Amazon Managed Grafana には、さまざまなパネルが付属しており、適切なクエリを簡単に構築し、表示プロパティをカスタマイズできるため、お客様は必要なダッシュボードを作成できます。

grafana dashboard

まとめ

モニタリングは、システムが正常に動作しているかどうかを把握するために役立ちます。オブザーバビリティは、システムが正常に動作していない理由を理解するために役立ちます。優れたオブザーバビリティにより、認識する必要があることを知らなかった質問に答えることができます。モニタリングとオブザーバビリティは、システムの内部状態を測定する道を開き、その出力から推測できるようにします。

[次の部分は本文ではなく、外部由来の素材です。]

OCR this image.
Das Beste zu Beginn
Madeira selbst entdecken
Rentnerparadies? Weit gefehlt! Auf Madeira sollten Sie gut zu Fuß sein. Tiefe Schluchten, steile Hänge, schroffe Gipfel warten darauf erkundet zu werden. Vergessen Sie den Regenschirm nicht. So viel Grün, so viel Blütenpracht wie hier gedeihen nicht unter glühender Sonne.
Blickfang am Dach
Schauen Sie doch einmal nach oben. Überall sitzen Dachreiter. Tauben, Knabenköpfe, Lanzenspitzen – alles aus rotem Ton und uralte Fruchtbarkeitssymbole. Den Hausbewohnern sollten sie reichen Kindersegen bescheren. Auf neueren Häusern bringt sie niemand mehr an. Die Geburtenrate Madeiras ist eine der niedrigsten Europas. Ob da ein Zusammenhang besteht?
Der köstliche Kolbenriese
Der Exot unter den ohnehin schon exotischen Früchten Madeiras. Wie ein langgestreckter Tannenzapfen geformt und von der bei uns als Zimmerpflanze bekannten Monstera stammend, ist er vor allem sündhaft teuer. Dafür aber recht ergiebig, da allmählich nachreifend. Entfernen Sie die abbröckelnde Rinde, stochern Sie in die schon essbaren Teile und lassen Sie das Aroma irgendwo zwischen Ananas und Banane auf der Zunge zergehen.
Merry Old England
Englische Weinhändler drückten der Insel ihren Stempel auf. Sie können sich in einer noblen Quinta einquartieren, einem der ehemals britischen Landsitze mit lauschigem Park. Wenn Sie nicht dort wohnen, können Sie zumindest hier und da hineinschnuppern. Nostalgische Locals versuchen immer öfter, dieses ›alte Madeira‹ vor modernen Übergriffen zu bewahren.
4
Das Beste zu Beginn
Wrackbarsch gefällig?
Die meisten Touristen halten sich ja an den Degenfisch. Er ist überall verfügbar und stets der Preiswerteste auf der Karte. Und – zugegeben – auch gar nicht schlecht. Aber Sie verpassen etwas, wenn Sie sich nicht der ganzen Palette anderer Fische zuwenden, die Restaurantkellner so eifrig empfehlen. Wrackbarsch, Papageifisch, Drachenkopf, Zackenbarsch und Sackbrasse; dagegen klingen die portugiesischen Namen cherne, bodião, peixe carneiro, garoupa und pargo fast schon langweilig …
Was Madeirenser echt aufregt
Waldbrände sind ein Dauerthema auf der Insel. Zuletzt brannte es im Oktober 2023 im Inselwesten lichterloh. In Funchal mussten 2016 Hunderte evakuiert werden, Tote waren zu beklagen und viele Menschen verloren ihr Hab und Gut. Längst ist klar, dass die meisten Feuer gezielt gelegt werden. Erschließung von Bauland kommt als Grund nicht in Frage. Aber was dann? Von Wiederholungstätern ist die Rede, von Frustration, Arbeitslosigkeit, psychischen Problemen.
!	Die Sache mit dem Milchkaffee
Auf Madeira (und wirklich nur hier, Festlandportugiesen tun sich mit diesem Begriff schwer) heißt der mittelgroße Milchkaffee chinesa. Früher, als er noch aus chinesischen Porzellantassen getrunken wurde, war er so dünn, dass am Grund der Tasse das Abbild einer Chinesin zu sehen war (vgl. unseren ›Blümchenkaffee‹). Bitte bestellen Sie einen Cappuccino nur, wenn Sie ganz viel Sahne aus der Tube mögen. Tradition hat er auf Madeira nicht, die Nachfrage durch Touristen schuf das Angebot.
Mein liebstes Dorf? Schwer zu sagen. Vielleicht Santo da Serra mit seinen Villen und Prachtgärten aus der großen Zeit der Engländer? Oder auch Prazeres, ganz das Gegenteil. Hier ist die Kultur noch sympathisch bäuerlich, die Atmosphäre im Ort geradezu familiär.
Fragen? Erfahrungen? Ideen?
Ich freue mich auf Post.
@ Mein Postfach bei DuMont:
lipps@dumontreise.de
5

クラウド上でマイクロサービス、サーバーレス、非同期アーキテクチャで実行される最新のアプリケーションは、メトリクス、ログ、トレース、イベントの形式で大量のデータを生成します。Amazon CloudWatch は、Amazon Distro for OpenTelemetry、Amazon Managed Prometheus、Amazon Managed Grafana などのオープンソースツールと連携して、お客様が統合プラットフォーム上でこれらのデータを収集、アクセス、関連付けできるようにします。お客様がデータサイロを解消し、システム全体の可視性を簡単に獲得し、問題を迅速に解決できるよう支援します。